El día 15, cuando ya había tomado la ciudad, el ejército extranjero reunió los cuerpos de sus muertos, permitiéndole lo mismo a civiles y prisioneros mexicanos; los enemigos enterraron a sus muertos en un terreno ubicado en las esquinas de Circuito Interior y Calzada de Tacuba, donde hoy se encuentra la embajada americana.
Aunque hubo sólo 5 cadetes muertos, además de otros heridos y prisioneros, se reconoció a 6 ya que el Teniente Juan de la Barrera se graduó poco antes y no tenía un puesto asignado en el Ejército, por lo que la lista está integrada por Fernando Montes de Oca, quien murió en el marco de una puerta la cual defendía, en la cual cayó cuando un soldado estadounidense logró pasar por una ventana y matarlo por la espalda; Francisco Márquez Paniagua, quien pereció en el castillo cuando un grupo de soldados mató a tiros al negarse a rendirse; Juan de la Barrera, quien sucumbió durante en la defensa del hornabeque ubicado al sur cerro; Vicente Suárez, quien cayó en su puesto de centinela en la escalera de honor peleando a bayoneta, y el Teniente Agustín Melgar, fallecido al día siguiente, al resultar herido de varios disparos y bayonetazos.
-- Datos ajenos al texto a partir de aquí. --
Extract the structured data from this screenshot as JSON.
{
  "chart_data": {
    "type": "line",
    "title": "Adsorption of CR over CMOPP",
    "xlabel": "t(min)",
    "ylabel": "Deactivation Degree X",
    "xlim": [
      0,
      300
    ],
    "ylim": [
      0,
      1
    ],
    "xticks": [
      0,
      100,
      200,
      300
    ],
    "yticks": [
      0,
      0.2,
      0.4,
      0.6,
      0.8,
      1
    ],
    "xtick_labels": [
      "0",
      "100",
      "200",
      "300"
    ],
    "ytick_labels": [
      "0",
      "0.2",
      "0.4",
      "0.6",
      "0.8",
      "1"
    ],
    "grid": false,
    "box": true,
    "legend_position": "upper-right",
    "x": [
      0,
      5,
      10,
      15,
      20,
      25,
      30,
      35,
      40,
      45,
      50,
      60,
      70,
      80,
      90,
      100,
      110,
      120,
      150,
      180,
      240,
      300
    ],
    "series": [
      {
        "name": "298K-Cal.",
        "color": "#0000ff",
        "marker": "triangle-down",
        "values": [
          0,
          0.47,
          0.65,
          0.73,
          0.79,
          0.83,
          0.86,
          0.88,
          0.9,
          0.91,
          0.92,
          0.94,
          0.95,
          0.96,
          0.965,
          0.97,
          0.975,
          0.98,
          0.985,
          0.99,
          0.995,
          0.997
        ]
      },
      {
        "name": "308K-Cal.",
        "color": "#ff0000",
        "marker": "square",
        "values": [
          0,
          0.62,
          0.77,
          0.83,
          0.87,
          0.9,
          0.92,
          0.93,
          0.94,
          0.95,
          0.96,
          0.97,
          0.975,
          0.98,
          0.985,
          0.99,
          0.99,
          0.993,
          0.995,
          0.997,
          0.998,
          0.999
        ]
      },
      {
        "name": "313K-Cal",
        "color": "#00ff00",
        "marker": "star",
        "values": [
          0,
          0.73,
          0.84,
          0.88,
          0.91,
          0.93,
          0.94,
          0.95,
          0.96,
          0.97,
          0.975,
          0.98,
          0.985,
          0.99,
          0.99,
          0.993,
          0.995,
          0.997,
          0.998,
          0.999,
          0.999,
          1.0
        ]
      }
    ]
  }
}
Juan Bautista Pascacio Escutia Martínez murió en la ladera poniente del cerro, ubicado como tirador en lo alto del acantilado fue herido por una bala y cayó por este, quedando sobre una roca; sin embargo, él no era cadete, sino integrante del Batallón de San Blas.
El mito más extendido es el considerarlos “niños” ya que la mayoría estaba en la adolescencia y temprana adultez; además, la leyenda del suicidio de Juan Escutia, en la que según se envolvió en la bandera nacional que ondeaba en lo alto del Colegio para evitar que cayera en manos de los estadounidenses, es falsa, porque dicha bandera en realidad fue tomada por los invasores. En 1952, con motivo de la inauguración del Altar a la Patria, fueron devueltas varias banderas mexicanas tomadas durante el conflicto.
En 1878, un grupo de cadetes sobrevivientes formaron la Asociación del Colegio Militar y promovieron la celebración de una ceremonia para recordar a los muertos, heridos y prisioneros en la batalla de Chapultepec, lo que lograron entre 1880 y 1881, además de que construyeron un monumento en forma de obelisco en 1884 situado al poniente del cerro al sur de la puerta principal del colegio y sobre una de las trincheras que había servido de fosa común.
Posteriormente, el 27 de septiembre de 1952 se inauguró un monumento de forma semicircular con seis columnas y emplazado en lo que sería la terminación del antiguo Paseo del Emperador, hoy Paseo de la Reforma, siendo colocadas las urnas con los restos de cada soldado en cada nicho. Además, al centro y bajo la estatua principal se ubicaron los restos del Coronel Felipe Santiago Xicoténcatl, a quien se le encomendó defender el Castillo.
A la estructura se le puede llamar “Altar a la Patria” o “Monumento a los Niños Héroes”, y tiene grabada la frase “A los Defensores de la Patria 1846-1847”.